05:17 Interviewer: Asks question about difference between Neuro and
Somo disorders... Ken explains. Talks about prejudice against people
who work in the field, the difficulty in getting disability insurance
payments, and doctors under investigation for treating biomedically,
including Myhill, and one other whos name is not yet in the public
domain and is not given here either.

10:00 Talks about his SOK presentation April 6th this year and the
prejudice against researchers and patients and doctors. "The
underlying thing (belief) is that if you don't have a test for it,
then it doesn't exist" Goes on to talk about sectioned patients in
England and forcibly removed children in the US

15.30 Music break

18:44 Interviewer: "Did the conference hold out hope for any of
these situations in its attempts to change the view of CF and of new
research?

Ken: I think there is - um - I think we all, both patients and
researchers and healthcare providers left the conference with a much
more positive attitude, and I think that because we all left knowing
that it is still a puzzle and that we do not have all the answers or
know all the pieces of the puzzle but that we are divising a method or
methods of working with the pieces of the puzzle. For example, there
are now at least four different definitions of Chronic Fatigue
Syndrome, and we think we have a pretty good research definition of
Chronic Fatigue Syndrome and a pretty good definition for diagnosing
and treating Chronic Fatigue Syndrome.

Interviewer: Care to share any of those?

Ken: Well the research definition that seems to be used is something
called the Fukuda case definition, Fukuda et al, which dates back to
1994, and that definition has been used since that date forward. It
is much more restrictive a case definition than one would like to see
used on patients, but it helps to define a patient population that is
relatively suffering from similar symptoms and so therefore for
research purposes you are apt to get results that are clearly defined

Interviewer: So it's a conservative definition

Ken: A conservative definition that may exclude some patients and
therefore is not workable in a clinical situation.

In the clinical situation, you want something that is more relaxed, or
a more inclusive definition, and there are actually a couple of
those. There's what's called the Canadian case definition, which was
developed in 2003, 2004, and that seems to be very good at identifying
patients and their key symptoms, and having them diagnosed as having
Chronic Fatigue Syndrome and then there is a brand new one that has
been developed in 2011 that is called the International case
definition, and that one is essentially too new for anyone to have any
sense of how it will fare, as either a patient case definition or as a
research case definition.

But what seems to have happened at this meeting is that there seems to
be agreement that we will collect data or get information from each
patient that will permit us to diagnose patients using several of
these case definitions, (interviewer: really?) so that the information
will not be lost, and so that we will then in retrospect be able to
see which case definition works best, both in the clinical situation
and in the research situation, and that's a much more intelligent
approach than trying to squeeze all patients into one case definition,
and obviously excluding some patients from treatment because they
don't fit this particular case definition.
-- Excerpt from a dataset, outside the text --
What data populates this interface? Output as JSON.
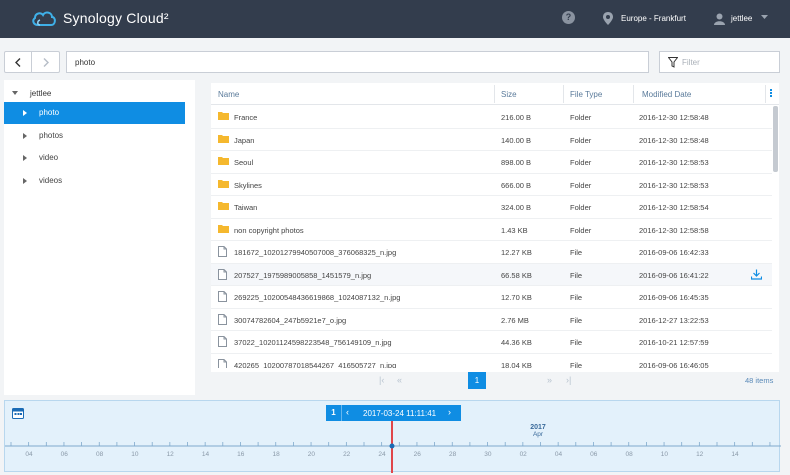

(i.e. suck it and see. This bit really worries me. jc)

One of the interesting papers that was presented at this meeting was
by a clinician, I believe he's at GW, near Washington DC, was sort of
a courageous thing, what he did was he took his Chronic Fatigue
Syndrome patients, and he treated them for Lyme disease, and
approximately a third of them improved, their physical condition
improved when treated for Lyme disease. Its not sure exactly what
that means. We're not sure whether that means that approximately one
third of the patients in his patient population had Lyme disease, and
were just missed with the Lyme disease diagnosis, but when they were
treated for Lyme disease actually improved, or whether the actual, or
their particular kind of Chronic Fatigue Syndrome is susceptible to
the same sort of treatment with anti-biotics that are used in the
treatment of Lyme disease, so that there is at least potential overlap
between Chronic Fatigue Syndrome and other illnesses, and this is
something that needs to be looked at much more carefully.

24:15 Interviewer: And you spoke of multiple causes too, or multiple origins?

Ken: Yes, I do believe that there are multiple origins, and I
believe that the majority of clinicians and researchers at this
meeting were coming to this point of view. Because there are a number
of infectious agents that have been found to be initiators of the
illness cycle in patients. One of the names, former names of Chronic
Fatigue Syndrome was chronic Epstein Barr Virus, and now there is work
to show that patients that get sick with other viruses also develop
Chronic Fatigue Syndrome. HHV6 for example, and enterovirus. If
patients do not recover from these viral infections they can develop
Chronic Fatigue Syndrome. So it would appear that Chronic Fatigue
Syndrome is essentially the body's response, or perhaps the body's
immunological response to an infection that isn't cleared from the
body, which might argue that the people in whom this occurs have
immune systems that are unable to clear these infections and therefore
Chronic Fatigue Syndrome represents an immune system abnormality or
defect because these patients lack the ability to clear these
infections from their body.

Interviewer: And they have an immune system what? Inability?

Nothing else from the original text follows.